Looking outside is something we’re already used to: Whenever we know things outside, the mind is in a turmoil instead of being empty and at peace. This is something we can all be aware of. And this is why we have to maintain the mind in its state of neutrality or mindful centeredness. We then notice from our experience in the practice: What state have we been able to maintain the mind in? Is our mindfulness continuous throughout all our activities? These are things we all have to notice, using our own powers of observation. When the mind deviates from its foundation because of mental fabrications, thinking up all sort of turmoil for itself as it’s used to doing, what can we do to make it settle down and grow still? If it doesn’t grow still, it gets involved in nothing but stress: wandering around thinking, imagining, taking on all sorts of things. That’s stress. You have to keep reading these things at all times, seeing clearly the ways in which they’re inconstant, changing, and stressful.

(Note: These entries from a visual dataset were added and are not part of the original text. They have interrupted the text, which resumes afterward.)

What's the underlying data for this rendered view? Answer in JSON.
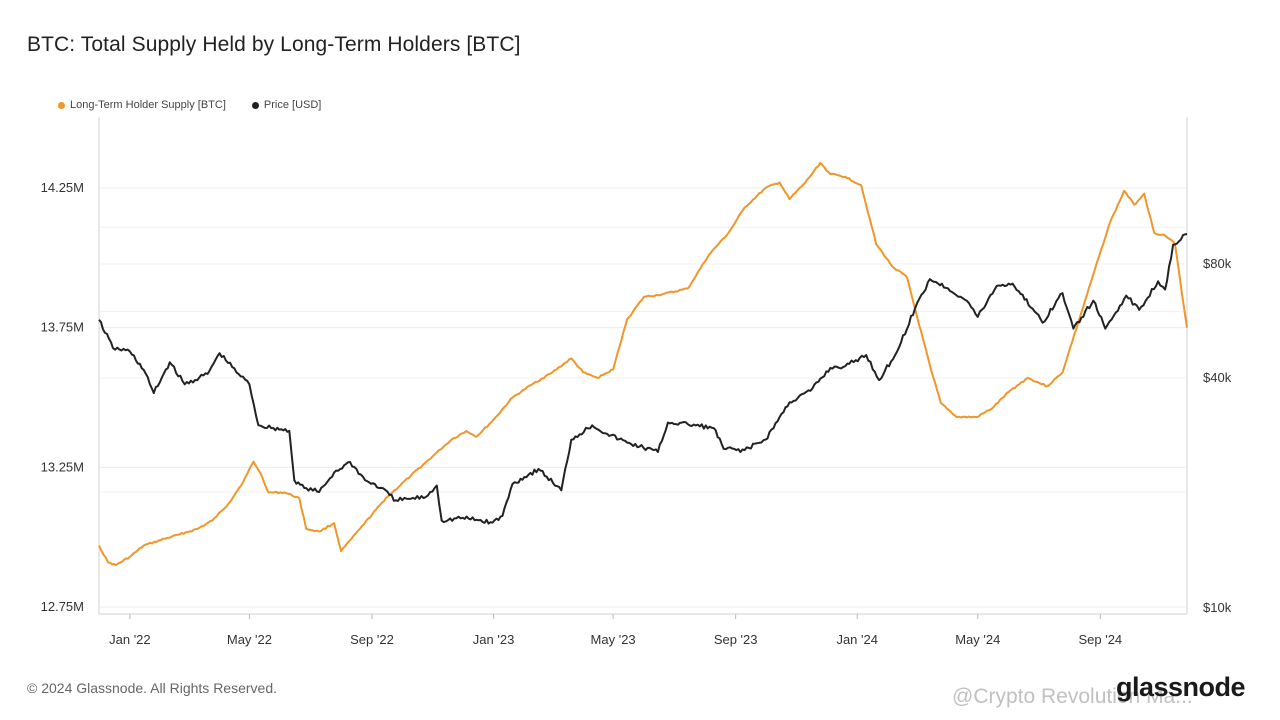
{
  "title": "BTC: Total Supply Held by Long-Term Holders [BTC]",
  "legend": [
    {
      "label": "Long-Term Holder Supply [BTC]",
      "color": "#f0962a"
    },
    {
      "label": "Price [USD]",
      "color": "#222222"
    }
  ],
  "footer": {
    "copyright": "© 2024 Glassnode. All Rights Reserved.",
    "brand": "glassnode",
    "watermark": "@Crypto Revolution Ma..."
  },
  "chart_data": {
    "type": "line",
    "title": "BTC: Total Supply Held by Long-Term Holders [BTC]",
    "x_ticks": [
      "Jan '22",
      "May '22",
      "Sep '22",
      "Jan '23",
      "May '23",
      "Sep '23",
      "Jan '24",
      "May '24",
      "Sep '24"
    ],
    "y_left_ticks": [
      "14.25M",
      "13.75M",
      "13.25M",
      "12.75M"
    ],
    "y_left_range": [
      12.75,
      14.25
    ],
    "y_right_ticks": [
      "$80k",
      "$40k",
      "$10k"
    ],
    "y_right_scale": "log",
    "grid": true,
    "legend_position": "top-left",
    "series": [
      {
        "name": "Long-Term Holder Supply [BTC]",
        "color": "#f0962a",
        "axis": "left",
        "unit": "M BTC",
        "points": [
          [
            "2021-12-01",
            12.97
          ],
          [
            "2021-12-10",
            12.91
          ],
          [
            "2021-12-18",
            12.9
          ],
          [
            "2022-01-01",
            12.93
          ],
          [
            "2022-01-15",
            12.97
          ],
          [
            "2022-02-01",
            12.99
          ],
          [
            "2022-02-20",
            13.01
          ],
          [
            "2022-03-10",
            13.03
          ],
          [
            "2022-03-25",
            13.06
          ],
          [
            "2022-04-10",
            13.12
          ],
          [
            "2022-04-25",
            13.2
          ],
          [
            "2022-05-05",
            13.27
          ],
          [
            "2022-05-12",
            13.23
          ],
          [
            "2022-05-20",
            13.16
          ],
          [
            "2022-06-05",
            13.16
          ],
          [
            "2022-06-20",
            13.14
          ],
          [
            "2022-06-27",
            13.03
          ],
          [
            "2022-07-10",
            13.02
          ],
          [
            "2022-07-25",
            13.05
          ],
          [
            "2022-08-01",
            12.95
          ],
          [
            "2022-08-20",
            13.03
          ],
          [
            "2022-09-15",
            13.14
          ],
          [
            "2022-10-10",
            13.22
          ],
          [
            "2022-11-01",
            13.29
          ],
          [
            "2022-11-20",
            13.35
          ],
          [
            "2022-12-05",
            13.38
          ],
          [
            "2022-12-15",
            13.36
          ],
          [
            "2023-01-01",
            13.42
          ],
          [
            "2023-01-20",
            13.5
          ],
          [
            "2023-02-10",
            13.55
          ],
          [
            "2023-03-01",
            13.59
          ],
          [
            "2023-03-20",
            13.64
          ],
          [
            "2023-04-01",
            13.59
          ],
          [
            "2023-04-15",
            13.57
          ],
          [
            "2023-05-01",
            13.6
          ],
          [
            "2023-05-15",
            13.78
          ],
          [
            "2023-06-01",
            13.86
          ],
          [
            "2023-06-20",
            13.87
          ],
          [
            "2023-07-15",
            13.89
          ],
          [
            "2023-08-05",
            14.01
          ],
          [
            "2023-08-25",
            14.09
          ],
          [
            "2023-09-10",
            14.18
          ],
          [
            "2023-10-01",
            14.25
          ],
          [
            "2023-10-15",
            14.27
          ],
          [
            "2023-10-25",
            14.21
          ],
          [
            "2023-11-10",
            14.27
          ],
          [
            "2023-11-25",
            14.34
          ],
          [
            "2023-12-05",
            14.3
          ],
          [
            "2023-12-20",
            14.29
          ],
          [
            "2024-01-05",
            14.26
          ],
          [
            "2024-01-20",
            14.05
          ],
          [
            "2024-02-05",
            13.97
          ],
          [
            "2024-02-20",
            13.93
          ],
          [
            "2024-03-01",
            13.79
          ],
          [
            "2024-03-15",
            13.6
          ],
          [
            "2024-03-25",
            13.48
          ],
          [
            "2024-04-10",
            13.43
          ],
          [
            "2024-04-30",
            13.43
          ],
          [
            "2024-05-15",
            13.46
          ],
          [
            "2024-06-01",
            13.52
          ],
          [
            "2024-06-20",
            13.57
          ],
          [
            "2024-07-10",
            13.54
          ],
          [
            "2024-07-25",
            13.59
          ],
          [
            "2024-08-10",
            13.77
          ],
          [
            "2024-08-25",
            13.94
          ],
          [
            "2024-09-10",
            14.12
          ],
          [
            "2024-09-25",
            14.24
          ],
          [
            "2024-10-05",
            14.19
          ],
          [
            "2024-10-15",
            14.23
          ],
          [
            "2024-10-25",
            14.09
          ],
          [
            "2024-11-05",
            14.08
          ],
          [
            "2024-11-15",
            14.05
          ],
          [
            "2024-11-22",
            13.87
          ],
          [
            "2024-11-27",
            13.75
          ]
        ]
      },
      {
        "name": "Price [USD]",
        "color": "#222222",
        "axis": "right",
        "unit": "USD",
        "points": [
          [
            "2021-12-01",
            57000
          ],
          [
            "2021-12-15",
            48000
          ],
          [
            "2022-01-01",
            47000
          ],
          [
            "2022-01-15",
            42000
          ],
          [
            "2022-01-25",
            36500
          ],
          [
            "2022-02-10",
            44000
          ],
          [
            "2022-02-25",
            38500
          ],
          [
            "2022-03-20",
            41000
          ],
          [
            "2022-04-01",
            46500
          ],
          [
            "2022-04-20",
            41000
          ],
          [
            "2022-05-01",
            38500
          ],
          [
            "2022-05-10",
            30000
          ],
          [
            "2022-05-25",
            29500
          ],
          [
            "2022-06-10",
            29000
          ],
          [
            "2022-06-15",
            21500
          ],
          [
            "2022-06-25",
            20500
          ],
          [
            "2022-07-10",
            20000
          ],
          [
            "2022-07-25",
            22500
          ],
          [
            "2022-08-10",
            24000
          ],
          [
            "2022-08-25",
            21500
          ],
          [
            "2022-09-10",
            20500
          ],
          [
            "2022-09-25",
            19000
          ],
          [
            "2022-10-10",
            19200
          ],
          [
            "2022-10-25",
            19400
          ],
          [
            "2022-11-05",
            20800
          ],
          [
            "2022-11-10",
            16800
          ],
          [
            "2022-12-01",
            17100
          ],
          [
            "2022-12-31",
            16600
          ],
          [
            "2023-01-10",
            17300
          ],
          [
            "2023-01-20",
            21000
          ],
          [
            "2023-02-15",
            23000
          ],
          [
            "2023-03-10",
            20200
          ],
          [
            "2023-03-20",
            27500
          ],
          [
            "2023-04-10",
            30000
          ],
          [
            "2023-04-25",
            28500
          ],
          [
            "2023-05-15",
            27000
          ],
          [
            "2023-06-15",
            25500
          ],
          [
            "2023-06-25",
            30500
          ],
          [
            "2023-07-15",
            30200
          ],
          [
            "2023-08-10",
            29500
          ],
          [
            "2023-08-20",
            26000
          ],
          [
            "2023-09-10",
            25800
          ],
          [
            "2023-10-01",
            27500
          ],
          [
            "2023-10-25",
            34500
          ],
          [
            "2023-11-15",
            37000
          ],
          [
            "2023-12-05",
            42500
          ],
          [
            "2023-12-20",
            43000
          ],
          [
            "2024-01-10",
            46000
          ],
          [
            "2024-01-23",
            39500
          ],
          [
            "2024-02-10",
            47000
          ],
          [
            "2024-02-28",
            61000
          ],
          [
            "2024-03-14",
            73000
          ],
          [
            "2024-04-01",
            69000
          ],
          [
            "2024-04-20",
            64000
          ],
          [
            "2024-05-01",
            58000
          ],
          [
            "2024-05-20",
            70000
          ],
          [
            "2024-06-05",
            71000
          ],
          [
            "2024-06-25",
            61000
          ],
          [
            "2024-07-05",
            56000
          ],
          [
            "2024-07-25",
            67000
          ],
          [
            "2024-08-05",
            54000
          ],
          [
            "2024-08-25",
            64000
          ],
          [
            "2024-09-06",
            54000
          ],
          [
            "2024-09-27",
            66000
          ],
          [
            "2024-10-10",
            60500
          ],
          [
            "2024-10-29",
            72000
          ],
          [
            "2024-11-05",
            68500
          ],
          [
            "2024-11-13",
            90000
          ],
          [
            "2024-11-27",
            96000
          ]
        ]
      }
    ]
  }
}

Now, if you understand the nature of arising and passing away by turning inward to watch the arising and passing away within yourself, you realize that it’s neither good nor bad nor anything of the sort. It’s simply a natural process of arising, persisting, and passing away. Try to see deeply into this, and you’ll be sweeping the mind clean, just as when you constantly sweep out your house: If anything then comes to make it dirty, you’ll be able to detect it. So with every moment, we have to sweep out whatever arises, persists, and then passes away. Let it all pass away, without latching on or clinging to anything. Try to make the mind aware of this state of unattachment within itself: If it doesn’t latch on to anything, doesn’t cling to anything, there’s no commotion in it. It’s empty and at peace.

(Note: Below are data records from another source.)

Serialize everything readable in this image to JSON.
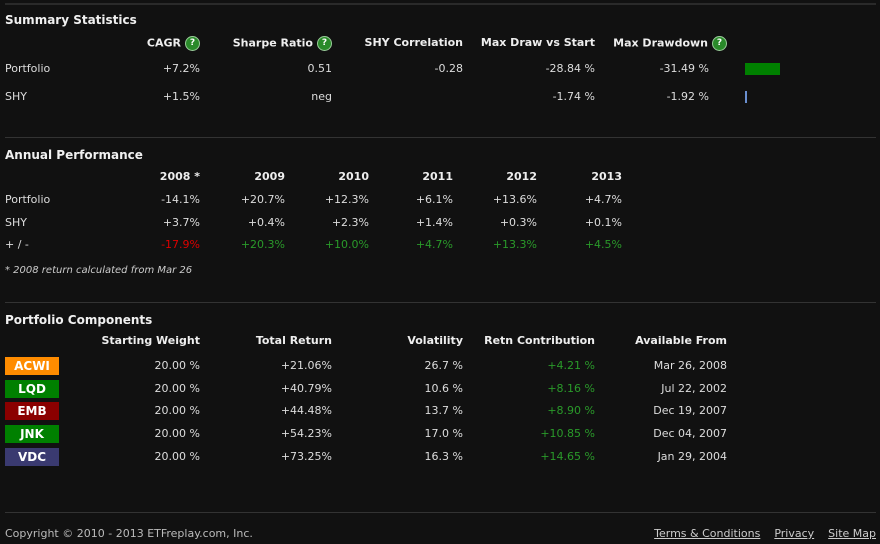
{
  "summary": {
    "title": "Summary Statistics",
    "headers": [
      "CAGR",
      "Sharpe Ratio",
      "SHY Correlation",
      "Max Draw vs Start",
      "Max Drawdown"
    ],
    "rows": [
      {
        "label": "Portfolio",
        "values": [
          "+7.2%",
          "0.51",
          "-0.28",
          "-28.84 %",
          "-31.49 %"
        ],
        "drawdown_pct": 31.49,
        "bar_color": "#008000"
      },
      {
        "label": "SHY",
        "values": [
          "+1.5%",
          "neg",
          "",
          "-1.74 %",
          "-1.92 %"
        ],
        "drawdown_pct": 1.92,
        "bar_color": "#6a8fd0"
      }
    ]
  },
  "annual": {
    "title": "Annual Performance",
    "headers": [
      "2008 *",
      "2009",
      "2010",
      "2011",
      "2012",
      "2013"
    ],
    "rows": [
      {
        "label": "Portfolio",
        "values": [
          "-14.1%",
          "+20.7%",
          "+12.3%",
          "+6.1%",
          "+13.6%",
          "+4.7%"
        ]
      },
      {
        "label": "SHY",
        "values": [
          "+3.7%",
          "+0.4%",
          "+2.3%",
          "+1.4%",
          "+0.3%",
          "+0.1%"
        ]
      },
      {
        "label": "+ / -",
        "values": [
          "-17.9%",
          "+20.3%",
          "+10.0%",
          "+4.7%",
          "+13.3%",
          "+4.5%"
        ]
      }
    ],
    "note": "* 2008 return calculated from Mar 26"
  },
  "components": {
    "title": "Portfolio Components",
    "headers": [
      "Starting Weight",
      "Total Return",
      "Volatility",
      "Retn Contribution",
      "Available From"
    ],
    "rows": [
      {
        "ticker": "ACWI",
        "color": "#ff8c00",
        "values": [
          "20.00 %",
          "+21.06%",
          "26.7 %",
          "+4.21 %",
          "Mar 26, 2008"
        ]
      },
      {
        "ticker": "LQD",
        "color": "#008000",
        "values": [
          "20.00 %",
          "+40.79%",
          "10.6 %",
          "+8.16 %",
          "Jul 22, 2002"
        ]
      },
      {
        "ticker": "EMB",
        "color": "#8b0000",
        "values": [
          "20.00 %",
          "+44.48%",
          "13.7 %",
          "+8.90 %",
          "Dec 19, 2007"
        ]
      },
      {
        "ticker": "JNK",
        "color": "#008000",
        "values": [
          "20.00 %",
          "+54.23%",
          "17.0 %",
          "+10.85 %",
          "Dec 04, 2007"
        ]
      },
      {
        "ticker": "VDC",
        "color": "#3a3a70",
        "values": [
          "20.00 %",
          "+73.25%",
          "16.3 %",
          "+14.65 %",
          "Jan 29, 2004"
        ]
      }
    ]
  },
  "footer": {
    "copyright": "Copyright © 2010 - 2013 ETFreplay.com, Inc.",
    "links": [
      "Terms & Conditions",
      "Privacy",
      "Site Map"
    ]
  }
}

This state of awareness is so worth knowing, for it doesn’t require that you know a lot of things at all. You simply have to contemplate so as to see the inconstancy of form, feelings, perceptions, thought-fabrications, and consciousness. Or you can contemplate whatever preoccupies the mind as it continually changes—arising and passing away—with every moment. This is something you have to contemplate until you really know it. Otherwise, you’ll fall for your preoccupations in line with the way you label sensory contacts.